Dental fillings are always completed in a single office visit. First the dentist numbs your tooth with a local anesthetic. Then he or she removes all decay using tools like drills and lasers. Once the decay is removed, the tooth is completely cleaned of bacteria and debris to prepare it for the filling.

The final step in your appointment is to place the filling onto the tooth and allow it to harden. This process is different depending on the type of filling you have chosen:

  • Silver amalgam fillings are created by mixing a powdered alloy (a mixture of metals) with liquid mercury to form a putty. The dentist places the putty onto the tooth and shapes it by hand. The new filling then hardens rapidly on its own.
  • Composite resin fillings must be placed in layers and cured with a special light at each step of the layering process. Once the layers are complete, the dentist will need to trim off any excess material and polish the filling.

Your tooth can be used normally immediately following the procedure. You should not need further treatment for a long time unless a cavity develops elsewhere on the tooth.

Do Dental Fillings Hurt?

A dental filling is a very routine procedure performed under a local anesthetic, so it should not cause any pain or discomfort. However, we have a number of options at Rodeo Dental for nervous kids and adults to help with anxiety and make sure your visit is completely pain-free!Be sure to ask us before your appointment about sedation dentistry and pain-free shots with DentalVibe.

Should I Worry About the Mercury in Silver Amalgam Fillings?

Many people have concerns about the mercury content in silver amalgam fillings. However, the mercury in a dental filling is combined with other metals.
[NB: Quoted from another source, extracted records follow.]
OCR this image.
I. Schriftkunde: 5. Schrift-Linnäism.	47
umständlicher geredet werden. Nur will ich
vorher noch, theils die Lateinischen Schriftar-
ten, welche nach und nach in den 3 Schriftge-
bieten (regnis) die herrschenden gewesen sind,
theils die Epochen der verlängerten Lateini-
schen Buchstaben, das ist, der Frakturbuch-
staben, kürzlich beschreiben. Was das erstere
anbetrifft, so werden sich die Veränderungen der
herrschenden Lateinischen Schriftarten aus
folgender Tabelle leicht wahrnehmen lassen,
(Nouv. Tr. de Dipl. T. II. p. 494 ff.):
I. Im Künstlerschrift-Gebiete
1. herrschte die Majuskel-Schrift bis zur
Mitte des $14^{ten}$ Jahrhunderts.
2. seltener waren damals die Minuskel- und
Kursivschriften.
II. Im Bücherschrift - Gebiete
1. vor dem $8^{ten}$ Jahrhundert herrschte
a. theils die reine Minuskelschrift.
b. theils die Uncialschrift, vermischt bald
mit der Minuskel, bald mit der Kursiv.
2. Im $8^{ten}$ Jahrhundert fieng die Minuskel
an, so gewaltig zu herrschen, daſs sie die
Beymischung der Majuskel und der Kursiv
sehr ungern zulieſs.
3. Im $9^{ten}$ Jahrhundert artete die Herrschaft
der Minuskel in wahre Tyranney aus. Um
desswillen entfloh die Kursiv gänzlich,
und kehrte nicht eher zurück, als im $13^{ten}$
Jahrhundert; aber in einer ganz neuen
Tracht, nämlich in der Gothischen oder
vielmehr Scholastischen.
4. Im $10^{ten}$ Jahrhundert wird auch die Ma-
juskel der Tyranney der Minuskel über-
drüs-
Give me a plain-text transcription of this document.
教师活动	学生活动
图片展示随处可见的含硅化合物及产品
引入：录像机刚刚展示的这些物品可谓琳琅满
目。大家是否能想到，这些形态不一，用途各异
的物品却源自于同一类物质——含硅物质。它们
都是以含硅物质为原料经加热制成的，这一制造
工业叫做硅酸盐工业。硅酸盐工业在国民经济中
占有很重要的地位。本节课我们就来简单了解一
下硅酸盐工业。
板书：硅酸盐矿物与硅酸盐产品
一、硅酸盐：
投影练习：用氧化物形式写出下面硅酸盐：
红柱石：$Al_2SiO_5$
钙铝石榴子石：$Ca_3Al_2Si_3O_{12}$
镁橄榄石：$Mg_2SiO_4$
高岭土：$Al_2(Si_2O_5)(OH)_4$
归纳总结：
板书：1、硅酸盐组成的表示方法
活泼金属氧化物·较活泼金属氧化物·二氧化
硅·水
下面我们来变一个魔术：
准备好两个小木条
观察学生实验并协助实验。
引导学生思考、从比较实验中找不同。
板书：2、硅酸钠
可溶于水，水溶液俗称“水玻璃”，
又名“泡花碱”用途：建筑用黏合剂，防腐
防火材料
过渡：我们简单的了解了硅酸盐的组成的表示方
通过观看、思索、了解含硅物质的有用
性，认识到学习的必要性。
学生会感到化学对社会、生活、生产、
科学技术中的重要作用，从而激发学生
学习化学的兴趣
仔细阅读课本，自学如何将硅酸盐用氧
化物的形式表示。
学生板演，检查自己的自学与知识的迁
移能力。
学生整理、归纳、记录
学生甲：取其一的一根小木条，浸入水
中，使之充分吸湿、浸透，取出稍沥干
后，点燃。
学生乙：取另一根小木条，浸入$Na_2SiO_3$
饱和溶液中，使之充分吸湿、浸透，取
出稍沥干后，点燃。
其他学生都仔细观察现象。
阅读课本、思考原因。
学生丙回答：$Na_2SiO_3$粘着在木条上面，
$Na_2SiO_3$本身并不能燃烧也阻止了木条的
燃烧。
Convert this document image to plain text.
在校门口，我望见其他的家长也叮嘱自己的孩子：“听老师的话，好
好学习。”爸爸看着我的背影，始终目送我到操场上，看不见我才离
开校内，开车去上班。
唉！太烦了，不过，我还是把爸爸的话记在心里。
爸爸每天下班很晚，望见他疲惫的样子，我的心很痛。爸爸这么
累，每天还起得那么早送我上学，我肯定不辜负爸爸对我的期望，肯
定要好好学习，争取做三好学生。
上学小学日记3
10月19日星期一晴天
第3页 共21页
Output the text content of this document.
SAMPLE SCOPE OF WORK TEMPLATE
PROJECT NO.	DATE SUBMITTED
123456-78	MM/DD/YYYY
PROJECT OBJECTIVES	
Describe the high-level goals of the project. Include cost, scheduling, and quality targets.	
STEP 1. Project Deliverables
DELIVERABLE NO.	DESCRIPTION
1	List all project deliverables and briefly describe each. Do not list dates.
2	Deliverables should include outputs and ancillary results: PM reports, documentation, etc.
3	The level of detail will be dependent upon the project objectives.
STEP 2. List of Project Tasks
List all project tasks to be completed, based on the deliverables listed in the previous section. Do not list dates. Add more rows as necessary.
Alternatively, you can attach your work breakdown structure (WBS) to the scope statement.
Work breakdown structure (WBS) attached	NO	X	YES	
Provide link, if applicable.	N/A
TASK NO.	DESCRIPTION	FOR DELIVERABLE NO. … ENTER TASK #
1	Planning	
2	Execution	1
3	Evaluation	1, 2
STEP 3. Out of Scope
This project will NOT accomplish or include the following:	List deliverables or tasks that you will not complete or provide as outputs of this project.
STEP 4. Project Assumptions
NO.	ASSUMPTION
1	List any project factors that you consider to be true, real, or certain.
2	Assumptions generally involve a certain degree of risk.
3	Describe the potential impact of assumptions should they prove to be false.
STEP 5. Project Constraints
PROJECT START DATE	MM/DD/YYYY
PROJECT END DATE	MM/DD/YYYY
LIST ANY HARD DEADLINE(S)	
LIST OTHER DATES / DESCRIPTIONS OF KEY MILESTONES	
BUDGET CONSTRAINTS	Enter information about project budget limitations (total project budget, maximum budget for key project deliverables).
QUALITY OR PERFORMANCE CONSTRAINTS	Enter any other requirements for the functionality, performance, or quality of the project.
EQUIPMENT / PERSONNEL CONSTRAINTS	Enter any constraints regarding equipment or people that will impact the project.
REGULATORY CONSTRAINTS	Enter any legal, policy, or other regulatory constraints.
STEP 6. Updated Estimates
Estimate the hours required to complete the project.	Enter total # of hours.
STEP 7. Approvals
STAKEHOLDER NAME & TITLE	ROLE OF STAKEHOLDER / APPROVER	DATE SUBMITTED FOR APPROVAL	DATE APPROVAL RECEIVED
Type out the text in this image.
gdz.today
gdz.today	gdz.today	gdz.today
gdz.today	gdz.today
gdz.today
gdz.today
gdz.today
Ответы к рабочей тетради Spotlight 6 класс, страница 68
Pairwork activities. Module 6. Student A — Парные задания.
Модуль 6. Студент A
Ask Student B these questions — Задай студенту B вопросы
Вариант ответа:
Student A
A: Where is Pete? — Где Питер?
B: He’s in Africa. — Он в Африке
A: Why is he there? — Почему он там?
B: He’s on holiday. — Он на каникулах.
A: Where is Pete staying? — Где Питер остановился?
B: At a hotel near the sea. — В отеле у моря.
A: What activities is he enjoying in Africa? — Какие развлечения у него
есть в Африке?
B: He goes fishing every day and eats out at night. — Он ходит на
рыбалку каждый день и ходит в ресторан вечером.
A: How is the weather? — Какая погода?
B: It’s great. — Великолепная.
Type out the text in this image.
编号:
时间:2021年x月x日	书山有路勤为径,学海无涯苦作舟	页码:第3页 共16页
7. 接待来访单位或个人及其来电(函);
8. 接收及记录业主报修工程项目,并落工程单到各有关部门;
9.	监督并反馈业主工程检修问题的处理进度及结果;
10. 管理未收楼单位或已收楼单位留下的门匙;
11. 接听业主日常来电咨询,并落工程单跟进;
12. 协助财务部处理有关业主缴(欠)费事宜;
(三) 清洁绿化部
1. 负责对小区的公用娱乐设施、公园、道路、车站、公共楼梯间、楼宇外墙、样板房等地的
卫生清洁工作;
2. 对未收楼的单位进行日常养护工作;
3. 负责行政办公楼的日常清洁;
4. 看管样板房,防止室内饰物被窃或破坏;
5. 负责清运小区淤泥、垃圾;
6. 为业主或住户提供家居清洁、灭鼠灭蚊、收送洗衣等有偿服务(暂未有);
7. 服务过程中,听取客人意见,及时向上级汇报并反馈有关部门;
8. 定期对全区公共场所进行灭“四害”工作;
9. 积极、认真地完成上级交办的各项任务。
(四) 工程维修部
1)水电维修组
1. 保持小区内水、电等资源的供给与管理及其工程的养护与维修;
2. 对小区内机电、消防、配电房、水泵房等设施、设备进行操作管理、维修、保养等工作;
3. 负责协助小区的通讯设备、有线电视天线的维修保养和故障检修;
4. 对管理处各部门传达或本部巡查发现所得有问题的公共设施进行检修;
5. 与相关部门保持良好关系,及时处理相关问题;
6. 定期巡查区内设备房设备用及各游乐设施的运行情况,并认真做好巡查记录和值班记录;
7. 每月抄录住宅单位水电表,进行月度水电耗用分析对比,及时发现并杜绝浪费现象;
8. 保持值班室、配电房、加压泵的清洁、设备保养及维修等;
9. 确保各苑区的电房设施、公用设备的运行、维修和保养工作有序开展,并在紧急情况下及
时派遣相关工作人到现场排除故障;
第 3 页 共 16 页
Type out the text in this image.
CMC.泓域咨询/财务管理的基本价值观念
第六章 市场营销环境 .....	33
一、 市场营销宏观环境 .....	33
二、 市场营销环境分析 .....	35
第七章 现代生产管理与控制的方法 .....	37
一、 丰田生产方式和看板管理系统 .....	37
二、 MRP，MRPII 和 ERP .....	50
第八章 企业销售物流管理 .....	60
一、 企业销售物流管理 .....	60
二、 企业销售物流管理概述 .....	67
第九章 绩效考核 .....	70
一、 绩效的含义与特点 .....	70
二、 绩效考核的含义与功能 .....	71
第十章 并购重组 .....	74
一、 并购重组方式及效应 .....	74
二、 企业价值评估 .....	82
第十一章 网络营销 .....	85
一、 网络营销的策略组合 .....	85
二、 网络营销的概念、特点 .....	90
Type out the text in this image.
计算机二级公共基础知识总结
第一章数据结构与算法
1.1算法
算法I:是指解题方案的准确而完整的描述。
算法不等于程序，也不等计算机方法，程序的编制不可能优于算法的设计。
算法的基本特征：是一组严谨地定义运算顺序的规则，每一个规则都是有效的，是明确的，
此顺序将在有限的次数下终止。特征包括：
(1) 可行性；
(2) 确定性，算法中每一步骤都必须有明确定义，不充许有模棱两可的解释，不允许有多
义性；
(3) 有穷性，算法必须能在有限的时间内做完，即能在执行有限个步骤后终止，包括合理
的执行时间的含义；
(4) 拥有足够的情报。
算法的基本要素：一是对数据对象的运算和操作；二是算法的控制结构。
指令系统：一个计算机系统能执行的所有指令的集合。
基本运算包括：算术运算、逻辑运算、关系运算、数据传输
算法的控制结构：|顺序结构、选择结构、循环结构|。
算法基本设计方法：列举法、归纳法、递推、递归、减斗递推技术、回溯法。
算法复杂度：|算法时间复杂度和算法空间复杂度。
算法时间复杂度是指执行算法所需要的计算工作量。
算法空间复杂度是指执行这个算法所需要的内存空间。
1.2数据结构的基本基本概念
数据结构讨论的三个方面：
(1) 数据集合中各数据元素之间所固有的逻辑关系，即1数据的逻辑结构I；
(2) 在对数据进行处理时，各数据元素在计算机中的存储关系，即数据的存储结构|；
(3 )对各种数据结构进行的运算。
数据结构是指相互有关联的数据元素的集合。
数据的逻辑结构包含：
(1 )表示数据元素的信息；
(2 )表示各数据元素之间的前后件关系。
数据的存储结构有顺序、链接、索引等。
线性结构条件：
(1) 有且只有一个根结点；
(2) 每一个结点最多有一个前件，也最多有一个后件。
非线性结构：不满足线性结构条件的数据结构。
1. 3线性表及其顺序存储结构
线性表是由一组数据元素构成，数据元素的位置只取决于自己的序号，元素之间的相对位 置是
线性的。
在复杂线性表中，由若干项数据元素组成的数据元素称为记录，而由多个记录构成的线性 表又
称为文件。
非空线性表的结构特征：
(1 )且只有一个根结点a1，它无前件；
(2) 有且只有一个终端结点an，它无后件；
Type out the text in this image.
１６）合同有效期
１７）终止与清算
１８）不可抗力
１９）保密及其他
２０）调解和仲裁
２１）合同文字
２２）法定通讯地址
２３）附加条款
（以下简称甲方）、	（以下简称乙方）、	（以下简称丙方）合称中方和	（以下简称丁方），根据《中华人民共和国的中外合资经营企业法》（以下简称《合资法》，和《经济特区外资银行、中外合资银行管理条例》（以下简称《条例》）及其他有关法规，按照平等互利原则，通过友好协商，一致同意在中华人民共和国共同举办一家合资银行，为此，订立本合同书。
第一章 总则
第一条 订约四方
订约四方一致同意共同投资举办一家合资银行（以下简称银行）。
This creates a very stable, safe material that poses no health risk to patients.

The following organizations agree that scientific data shows silver amalgam fillings to be both safe and effective:

  • The American Dental Association
  • U.S. Centers for Disease Control and Prevention
  • U. S. Food and Drug Administration
  • World Health Organization

In addition, these prominent health organizations have stated that silver amalgam fillings pose no risk to health:

  • Alzheimer’s Association
  • American Academy of Pediatrics
  • Autism Society of America
  • Mayo Clinic
  • National Multiple Sclerosis Society

If you have additional questions or concerns about the safety of fillings, be sure to talk to your dentist before your appointment.